- 1/8″ drill bit and drill motor
- 4 butt hinges about 2-1/2″ in width
- Screws for joining the hinges – you’ll see this in a moment
- Strong wood screws for attaching hinges to the bench apron and the mounting board.
- Bolts, nuts, washers for mounting grinder to the mounting board.
Prepare an appropriate size mounting board using a strong, stable material – I used a piece of laminated bamboo stair-tread. (Figure 1) I’m showing the mounting board bottom-side-up. I include feet so the bolts attaching the grinder clear the bench top. You’ll see this in Figure 4.
Assemble the hinges in pairs as shown – you’ll need the double fold so the entire assembly clears the table top.
Attach hinges to the mounting board and the front edge of the table apron as shown in Figure 3.

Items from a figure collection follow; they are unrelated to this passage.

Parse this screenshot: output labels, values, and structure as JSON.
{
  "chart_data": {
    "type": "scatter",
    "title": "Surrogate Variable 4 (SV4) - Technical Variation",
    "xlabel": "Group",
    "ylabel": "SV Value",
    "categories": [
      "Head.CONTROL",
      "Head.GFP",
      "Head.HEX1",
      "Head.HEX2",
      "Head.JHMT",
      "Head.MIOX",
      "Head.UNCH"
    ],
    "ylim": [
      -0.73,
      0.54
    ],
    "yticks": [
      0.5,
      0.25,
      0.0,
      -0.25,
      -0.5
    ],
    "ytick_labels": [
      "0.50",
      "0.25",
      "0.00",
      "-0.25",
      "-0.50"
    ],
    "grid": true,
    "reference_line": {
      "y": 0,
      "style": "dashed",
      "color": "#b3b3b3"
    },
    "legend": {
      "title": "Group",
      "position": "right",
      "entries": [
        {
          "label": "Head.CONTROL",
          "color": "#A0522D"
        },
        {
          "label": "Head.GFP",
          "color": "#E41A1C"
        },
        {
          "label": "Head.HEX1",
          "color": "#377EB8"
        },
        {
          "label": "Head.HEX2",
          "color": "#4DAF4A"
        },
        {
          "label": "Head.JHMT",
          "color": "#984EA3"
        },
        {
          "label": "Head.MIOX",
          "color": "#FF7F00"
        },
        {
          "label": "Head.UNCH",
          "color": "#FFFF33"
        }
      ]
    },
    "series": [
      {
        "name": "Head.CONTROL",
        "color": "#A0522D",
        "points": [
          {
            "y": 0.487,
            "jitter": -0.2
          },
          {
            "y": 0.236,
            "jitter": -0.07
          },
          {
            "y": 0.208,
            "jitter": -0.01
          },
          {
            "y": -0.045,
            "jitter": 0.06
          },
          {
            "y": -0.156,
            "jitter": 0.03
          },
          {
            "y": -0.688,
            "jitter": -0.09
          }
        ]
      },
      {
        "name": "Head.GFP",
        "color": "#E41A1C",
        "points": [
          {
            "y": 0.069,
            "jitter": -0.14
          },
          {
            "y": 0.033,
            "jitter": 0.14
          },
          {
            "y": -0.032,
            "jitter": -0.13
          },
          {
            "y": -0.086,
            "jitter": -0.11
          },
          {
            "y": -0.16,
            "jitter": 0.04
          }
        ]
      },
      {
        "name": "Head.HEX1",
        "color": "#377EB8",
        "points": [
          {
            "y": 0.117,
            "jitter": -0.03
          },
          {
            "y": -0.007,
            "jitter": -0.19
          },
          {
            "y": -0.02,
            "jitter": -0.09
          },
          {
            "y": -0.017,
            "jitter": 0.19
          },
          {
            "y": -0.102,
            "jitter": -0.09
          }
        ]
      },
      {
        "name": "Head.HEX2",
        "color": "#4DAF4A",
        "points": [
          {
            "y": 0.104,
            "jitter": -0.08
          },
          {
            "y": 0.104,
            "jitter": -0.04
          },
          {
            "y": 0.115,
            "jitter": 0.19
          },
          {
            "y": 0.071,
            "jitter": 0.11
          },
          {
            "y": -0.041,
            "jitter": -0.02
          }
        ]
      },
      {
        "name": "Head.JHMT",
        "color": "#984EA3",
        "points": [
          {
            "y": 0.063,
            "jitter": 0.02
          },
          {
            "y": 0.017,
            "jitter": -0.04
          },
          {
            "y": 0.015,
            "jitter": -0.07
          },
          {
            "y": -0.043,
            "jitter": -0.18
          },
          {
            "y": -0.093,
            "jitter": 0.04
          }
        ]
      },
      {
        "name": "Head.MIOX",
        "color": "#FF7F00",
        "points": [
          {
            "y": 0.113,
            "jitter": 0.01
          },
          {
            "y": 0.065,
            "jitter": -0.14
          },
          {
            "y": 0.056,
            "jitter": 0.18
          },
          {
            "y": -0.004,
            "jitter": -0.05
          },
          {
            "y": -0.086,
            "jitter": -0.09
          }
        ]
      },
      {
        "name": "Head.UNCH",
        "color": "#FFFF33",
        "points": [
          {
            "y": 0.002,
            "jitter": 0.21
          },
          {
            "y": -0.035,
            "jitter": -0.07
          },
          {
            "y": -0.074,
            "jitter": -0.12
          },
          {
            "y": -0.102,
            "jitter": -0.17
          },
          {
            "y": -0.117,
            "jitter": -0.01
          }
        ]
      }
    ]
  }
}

When projects call for the full surface of the work bench, simply swing the grinder down to its storage position, as shown in Figure 4.
I do a few shows and wood turning demonstrations each year. This requires portability. With the grinder in the “up” position, I simply tap the hinge pins out of the top pair of hinges. Now, the grinder – still mounted on its board with jigs in place – becomes a portable tool.
You can take a similar approach with other bench-top tools in your shop. The weight of the drill press suggested larger hinges, and I took time to reinforce the bench apron with some good, tough hardwood. The spindle/insert storage on the sander required special consideration so the loose parts wouldn’t spill whenever swinging the tool into a stored position.